Bulut damlacıkları üniform boyutta olduğu zaman korona renkli
görünür. Difraksiyon nedeniyle olan bükülme ışığın dalga boyuna bağlı
olduğu için, kısa dalga boylu ışık (mavi) koronanın iç kısmında, uzun
dalga boylu ışık (kırmızı) ise dış kısmında yer alır.

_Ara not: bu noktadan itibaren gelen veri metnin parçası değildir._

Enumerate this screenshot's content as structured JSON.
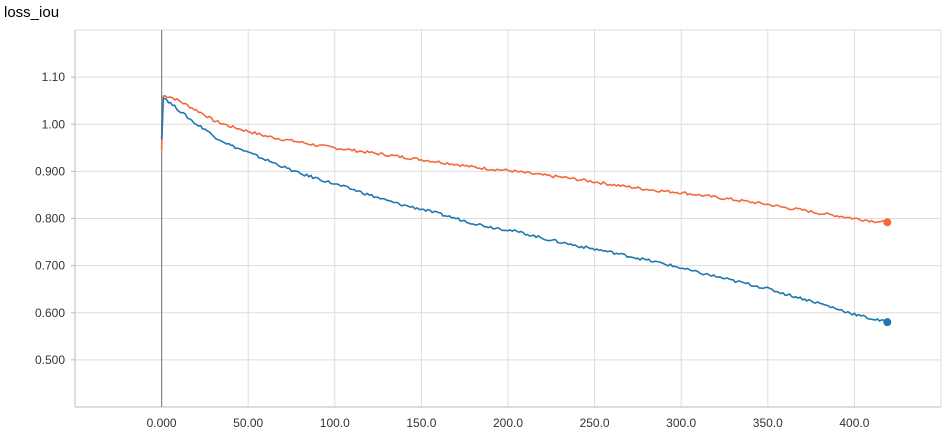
{
  "chart_data": {
    "type": "line",
    "title": "loss_iou",
    "xlabel": "",
    "ylabel": "",
    "xlim": [
      -50,
      450
    ],
    "ylim": [
      0.4,
      1.2
    ],
    "x_ticks": [
      "0.000",
      "50.00",
      "100.0",
      "150.0",
      "200.0",
      "250.0",
      "300.0",
      "350.0",
      "400.0"
    ],
    "y_ticks": [
      "0.500",
      "0.600",
      "0.700",
      "0.800",
      "0.900",
      "1.00",
      "1.10"
    ],
    "grid": true,
    "series": [
      {
        "color": "#f4693c",
        "x": [
          0,
          1,
          2,
          5,
          10,
          15,
          20,
          25,
          30,
          40,
          50,
          60,
          70,
          80,
          90,
          100,
          110,
          120,
          130,
          140,
          150,
          160,
          170,
          180,
          190,
          200,
          210,
          220,
          230,
          240,
          250,
          260,
          270,
          280,
          290,
          300,
          310,
          320,
          330,
          340,
          350,
          360,
          370,
          380,
          390,
          400,
          410,
          419
        ],
        "y": [
          0.945,
          1.06,
          1.06,
          1.058,
          1.05,
          1.04,
          1.03,
          1.02,
          1.008,
          0.995,
          0.985,
          0.975,
          0.968,
          0.962,
          0.955,
          0.95,
          0.945,
          0.94,
          0.935,
          0.93,
          0.925,
          0.92,
          0.915,
          0.909,
          0.905,
          0.902,
          0.897,
          0.892,
          0.888,
          0.883,
          0.878,
          0.872,
          0.867,
          0.862,
          0.858,
          0.855,
          0.85,
          0.845,
          0.84,
          0.835,
          0.83,
          0.823,
          0.818,
          0.811,
          0.806,
          0.8,
          0.795,
          0.792
        ]
      },
      {
        "color": "#1f77b4",
        "x": [
          0,
          1,
          2,
          5,
          10,
          15,
          20,
          25,
          30,
          40,
          50,
          60,
          70,
          80,
          90,
          100,
          110,
          120,
          130,
          140,
          150,
          160,
          170,
          180,
          190,
          200,
          210,
          220,
          230,
          240,
          250,
          260,
          270,
          280,
          290,
          300,
          310,
          320,
          330,
          340,
          350,
          360,
          370,
          380,
          390,
          400,
          410,
          419
        ],
        "y": [
          0.968,
          1.058,
          1.055,
          1.045,
          1.03,
          1.015,
          1.0,
          0.99,
          0.975,
          0.955,
          0.94,
          0.925,
          0.91,
          0.895,
          0.885,
          0.873,
          0.862,
          0.85,
          0.838,
          0.828,
          0.82,
          0.81,
          0.8,
          0.79,
          0.782,
          0.776,
          0.768,
          0.758,
          0.75,
          0.742,
          0.735,
          0.728,
          0.72,
          0.712,
          0.704,
          0.695,
          0.685,
          0.677,
          0.668,
          0.66,
          0.651,
          0.64,
          0.63,
          0.62,
          0.608,
          0.597,
          0.587,
          0.58
        ]
      }
    ]
  }
}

Yeni oluşmuş
bulutlar, örneğin ince As (Alto-stratus) ve Ac (alto-kümülüs) korona
oluşumu için en uygun bulutlardır.
Bulut damlacıklarının üniform olmaması durumunda koronanın
görünüşü oldukça düzensizdir. Bulutun görünüşü pembe, mavi veya
yeşilin pastel tonlarından oluşmuş renkli yamalar şeklindedir. Işığın
difraksiyonu sonucu oluşan bu parlak görünüm sedeflenme olarak
adlandırılır.
182
Korona gibi glori’de difraksiyon olayının bir sonucudur. Bir uçağın,
50 µm’den daha küçük damlacıklardan oluşan bir bulut tabakasının
üzerinde uçarken, uçağın gölgesinin etrafında oluşan renkli halkalar
glori olarak adlandırılır. Sırtımız güneşe dönükken bir bulut ya da sis
tabakasına baktığımızda, su damlalarının gölgesi etrafında parlak ışık
halkaları görülebilir. Glori oluşumunda ışık aşağıdaki şekilde
görüldüğü gibi damlaya üst kısımdan girerek, önce kırılmaya daha
sonra da damlanın (ışığın geliş yönüne göre) arka kısmı tarafından
yansımaya uğratılır. Damlanın alt kımından çıkan ışık bir kez daha
kırılmaya uğrar. Bununla birlikte ışığın gözlerimize ulaşması için, çok
kısa bir mesafe boyunca yüzey dalgası şeklinde damlanın kenarından
bükülmesi gerekir. Damlaların kenarlarından gelen ışığın difraksiyonu
glori olarak görmüş olduğumuz ışık halkalarını meydana getirir.
183
Çimenler üzerinde eğer çiğ oluşmuş ise güneşli sabah saatlerinde ilginç
bir optik olayı gözlemek mümkündür. Sırtı güneşe dönük olan
gözlemcinin başının gölgesi etrafında heiligenschein olarak adlandırılan
ışıklı bir alan oluşur.
Heiligenschein, hemen hemen küresel çiğ damlaları üzerine gelen
güneş ışınlarının odaklanması ve gelen ışınlarla yaklaşık aynı
doğrultuda tekrar yansıtılması sonucu meydana gelir.